Yeah - I actually meant to reply to this thread earlier but didn't have time and, when I did, I'd forgotten that you hadn't read Methusaleh and to agree with Vertigo for that reason, too.
Which ones? Anderson and Brin or Heinlein? I don't know very much Brin - I read a book or two of the Uplift series and
Earth and a collection and didn't really care for any of it. Not to say he's bad or anything, but he just didn't click for me.
For Heinlein,
The Past Through Tomorrow is probably #1, but also the rest of his stories. For novels, any and all of his Scribners juveniles are good to great. For non-juvenile novels, there's
Double Star and
The Moon Is a Harsh Mistress though, again, you can't go wrong with any of the 40s-50s stuff (though I wasn't overwhelmed by
Beyond This Horizon).
For Poul Anderson, he also writes good short fiction though I don't know a definitive collection.

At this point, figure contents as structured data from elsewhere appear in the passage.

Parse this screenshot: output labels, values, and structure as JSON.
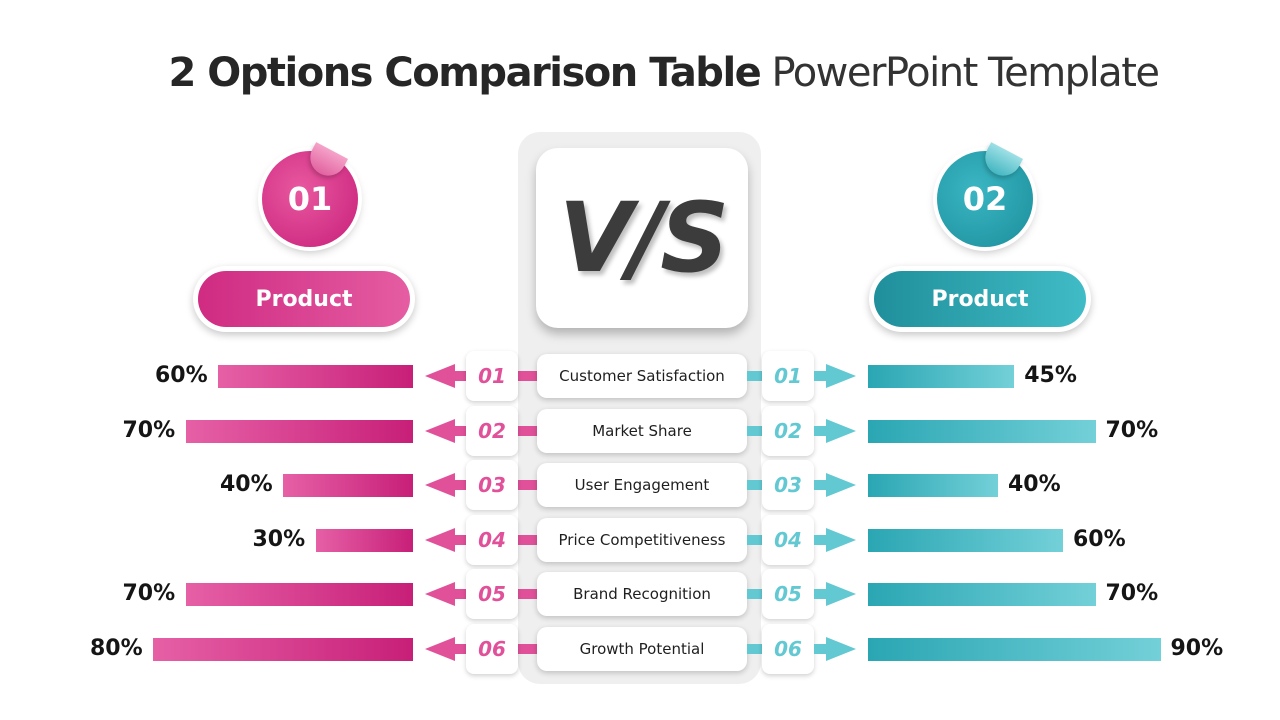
{
  "title": {
    "bold": "2 Options Comparison Table",
    "light": "PowerPoint Template"
  },
  "center": {
    "vs": "V/S"
  },
  "colors": {
    "left_accent": "#d62f87",
    "right_accent": "#2ba6b2"
  },
  "left": {
    "number": "01",
    "label": "Product"
  },
  "right": {
    "number": "02",
    "label": "Product"
  },
  "rows": [
    {
      "num": "01",
      "criterion": "Customer Satisfaction",
      "left_pct": "60%",
      "right_pct": "45%"
    },
    {
      "num": "02",
      "criterion": "Market Share",
      "left_pct": "70%",
      "right_pct": "70%"
    },
    {
      "num": "03",
      "criterion": "User Engagement",
      "left_pct": "40%",
      "right_pct": "40%"
    },
    {
      "num": "04",
      "criterion": "Price Competitiveness",
      "left_pct": "30%",
      "right_pct": "60%"
    },
    {
      "num": "05",
      "criterion": "Brand Recognition",
      "left_pct": "70%",
      "right_pct": "70%"
    },
    {
      "num": "06",
      "criterion": "Growth Potential",
      "left_pct": "80%",
      "right_pct": "90%"
    }
  ]
}
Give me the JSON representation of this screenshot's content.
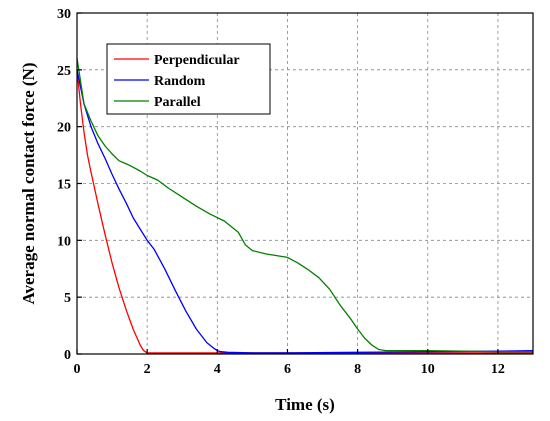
{
  "chart_data": {
    "type": "line",
    "title": "",
    "xlabel": "Time (s)",
    "ylabel": "Average normal contact force (N)",
    "xlim": [
      0,
      13
    ],
    "ylim": [
      0,
      30
    ],
    "x_ticks": [
      0,
      2,
      4,
      6,
      8,
      10,
      12
    ],
    "y_ticks": [
      0,
      5,
      10,
      15,
      20,
      25,
      30
    ],
    "grid": "dashed",
    "legend_position": "top-left",
    "series": [
      {
        "name": "Perpendicular",
        "color": "#ff0000",
        "x": [
          0,
          0.1,
          0.2,
          0.3,
          0.4,
          0.6,
          0.8,
          1.0,
          1.2,
          1.4,
          1.6,
          1.8,
          1.9,
          2.0,
          2.2,
          3,
          4,
          6,
          8,
          10,
          12,
          13
        ],
        "y": [
          25,
          22,
          19.5,
          17.5,
          16,
          13.2,
          10.5,
          8,
          5.8,
          3.9,
          2.2,
          0.8,
          0.3,
          0.1,
          0.1,
          0.1,
          0.1,
          0.1,
          0.1,
          0.1,
          0.1,
          0.1
        ]
      },
      {
        "name": "Random",
        "color": "#0000ff",
        "x": [
          0,
          0.2,
          0.4,
          0.6,
          0.8,
          1.0,
          1.2,
          1.4,
          1.6,
          1.8,
          2.0,
          2.2,
          2.5,
          2.8,
          3.1,
          3.4,
          3.7,
          3.9,
          4.0,
          4.1,
          4.3,
          5,
          6,
          8,
          10,
          12,
          13
        ],
        "y": [
          25,
          22,
          20,
          18.5,
          17.2,
          15.8,
          14.5,
          13.3,
          12,
          11,
          10,
          9.2,
          7.5,
          5.6,
          3.8,
          2.2,
          1,
          0.5,
          0.3,
          0.2,
          0.15,
          0.1,
          0.1,
          0.15,
          0.2,
          0.25,
          0.3
        ]
      },
      {
        "name": "Parallel",
        "color": "#008000",
        "x": [
          0,
          0.05,
          0.2,
          0.4,
          0.6,
          0.8,
          1.0,
          1.2,
          1.5,
          1.8,
          2.0,
          2.3,
          2.6,
          3.0,
          3.4,
          3.8,
          4.2,
          4.6,
          4.8,
          5.0,
          5.4,
          6.0,
          6.3,
          6.6,
          6.9,
          7.2,
          7.5,
          7.8,
          8.0,
          8.2,
          8.4,
          8.6,
          8.8,
          9,
          10,
          11,
          12,
          13
        ],
        "y": [
          26,
          25,
          22,
          20.5,
          19.2,
          18.3,
          17.6,
          17,
          16.6,
          16.1,
          15.7,
          15.3,
          14.6,
          13.8,
          13,
          12.3,
          11.7,
          10.7,
          9.6,
          9.1,
          8.8,
          8.5,
          8,
          7.4,
          6.7,
          5.7,
          4.3,
          3.1,
          2.2,
          1.4,
          0.8,
          0.4,
          0.3,
          0.3,
          0.3,
          0.25,
          0.2,
          0.2
        ]
      }
    ]
  }
}
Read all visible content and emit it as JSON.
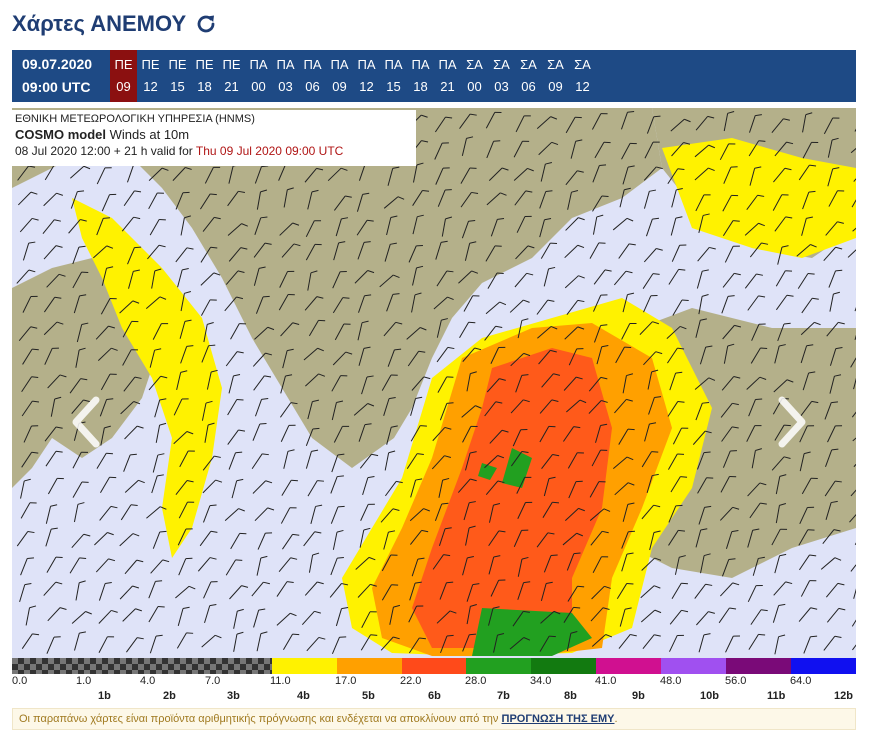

His Polesotechnic League/Terran Empire series (which is a mixture of novels and shorter stories) is great. But I'd have to make a special pitch for
Tau Zero - that's one of my favorites of any author. It's also a Breathtaking Adventure involving a runaway spaceship.
And
Brain Wave is an interesting novel about Earth being stuck in a stupid zone of the galaxy and what happens when we come out of it and everyone's IQ triples (or whatever factor it was). And, also again, I'd suspect it would be hard to go wrong with any of at least his 50s-60s stuff, though his output has been so prolific and varied that there's a lot of his stuff I haven't read.